Sumbar

Ancaman Resentralisasi di Balik Kebijakan Pusat

0
×

Ancaman Resentralisasi di Balik Kebijakan Pusat

Sebarkan artikel ini
Resentralisasi

Padang,hantaran.Co–Sejumlah kebijakan pemerintah pusat dalam beberapa tahun terakhir, mulai dari hak pengelolaan pertambangan dan hutan hingga pemangkasan TKD, telah memunculkan sentimen resentralisasi. Fenomena ini dinilai berpotensi melemahkan otonomi daerah.

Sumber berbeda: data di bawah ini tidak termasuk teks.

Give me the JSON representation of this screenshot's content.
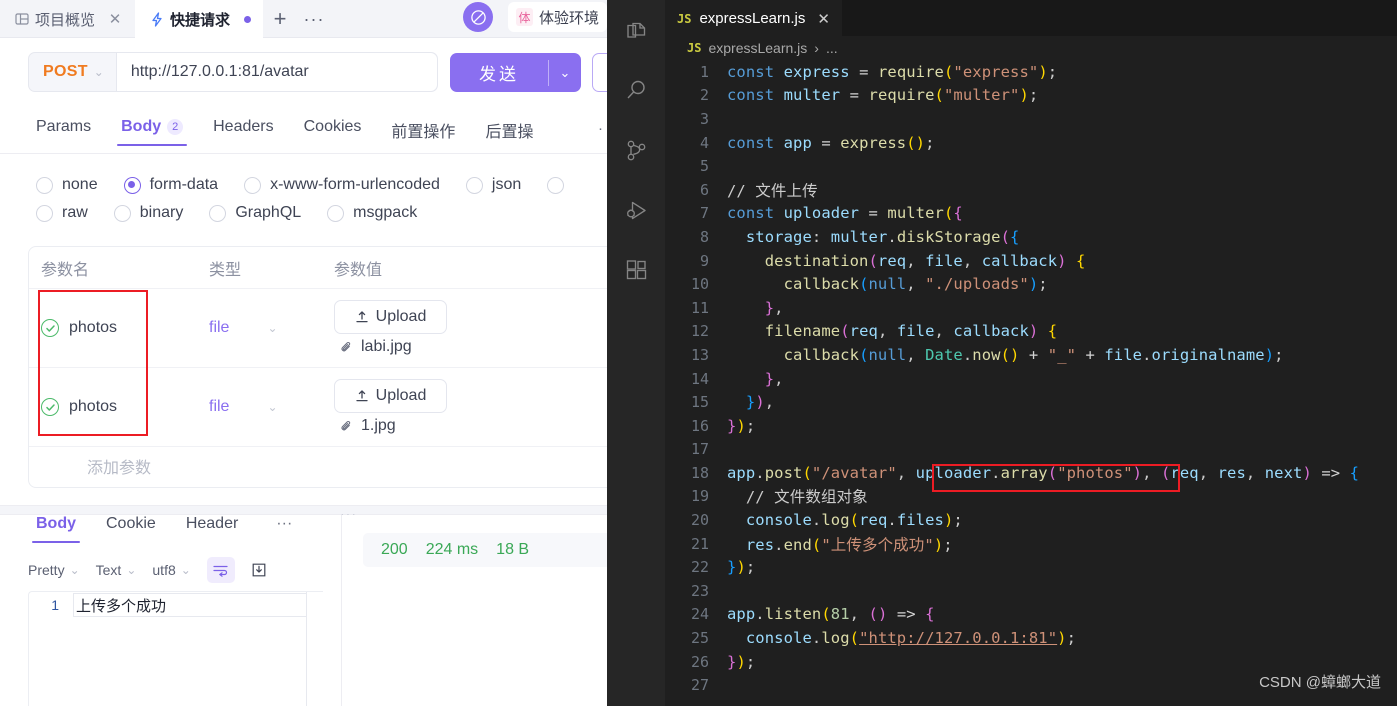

Pakar Otonomi Daerah, Prof. Djohermansyah Djohan menyebut, fenomena resentralisasi yang kini tampak dalam kebijakan pemerintah harus dilihat secara utuh. “Apakah ini benar-benar sesuatu yang baru di era Presiden Prabowo, ataukah telah berlangsung sejak masa Presiden Joko Widodo, atau bahkan sebelumnya di era Presiden Susilo Bambang Yudhoyono (SBY)?” katanya, Minggu (2/11/2025).

Reformasi 1998 sesungguhnya telah memberi mandat yang jelas: otonomi daerah yang nyata di era Presiden Soeharto harus diubah menjadi otonomi seluas-luasnya. Hal ini kemudian dituangkan ke dalam amandemen konstitusi. Setelah pengalaman 25 tahun Orde Baru yang sangat sentralistik, di mana seluruh keputusan ditarik ke pusat, membuat pelayanan publik lambat dan daerah kehilangan daya gerak.

Untuk menjawab tuntutan itu, dilakukanlah perubahan UUD 1945, khususnya pasal 18, 18A, dan 18B, yang menegaskan pelaksanaan otonomi daerah seluas-luasnya.

Presiden B.J. Habibie menjadi inisiator dengan lahirnya Undang-Undang Pemda Nomor 22 Tahun 1999, yang memberi kewenangan amat luas kepada daerah. Sehingga, kekuasaan pusat jadi terbatas sekali, yaitu tinggal urusan Hankam, politik luar negeri, moneter dan fiskal, judicial, dan agama.

“Namun model ini kemudian dikoreksi pada era Presiden Megawati Soekarnoputri melalui UU Pemda No. 32 Tahun 2004, agar keseimbangan antara pusat dan daerah tidak jomplang,” kata Guru Besar IPDN itu.

Pada masa Presiden SBY, koreksi terhadap pelaksanaan otonomi daerah kembali dilakukan lewat UU Pemda No. 23 Tahun 2014. Diumbarnya desentralisasi di era sebelumnya telah menimbulkan fenomena “raja-raja kecil” di daerah, kepala daerah yang seolah tidak mengindahkan kebijakan nasional. UU baru itu mencoba mengembalikan keseimbangan: mana kewenangan yang harus dipegang pusat, mana yang diserahkan ke provinsi atau kabupaten/kota.

Secara konseptual, pembagian itu cukup adil. Misalnya, pendidikan tinggi diatur pusat karena memerlukan biaya, teknologi, dan kualitas SDM tinggi; pendidikan menengah diurus provinsi; dan pendidikan dasar diserahkan ke kabupaten/kota. Semangatnya jelas: kolaborasi, bukan dominasi.

Namun belakangan, arah kebijakan kembali menunjukkan gejala penarikan kewenangan ke pusat. Banyak urusan publik seperti perizinan membangun rumah, pertambangan (minerba), pengelolaan sumber daya alam, hingga penunjukan penjabat kepala daerah kini dikendalikan langsung oleh pusat. Bahkan proses politik lokal, seperti pengangkatan Pj Gubernur atau Bupati, tidak lagi memperhatikan usulan daerah, melainkan suka-sukanya istana.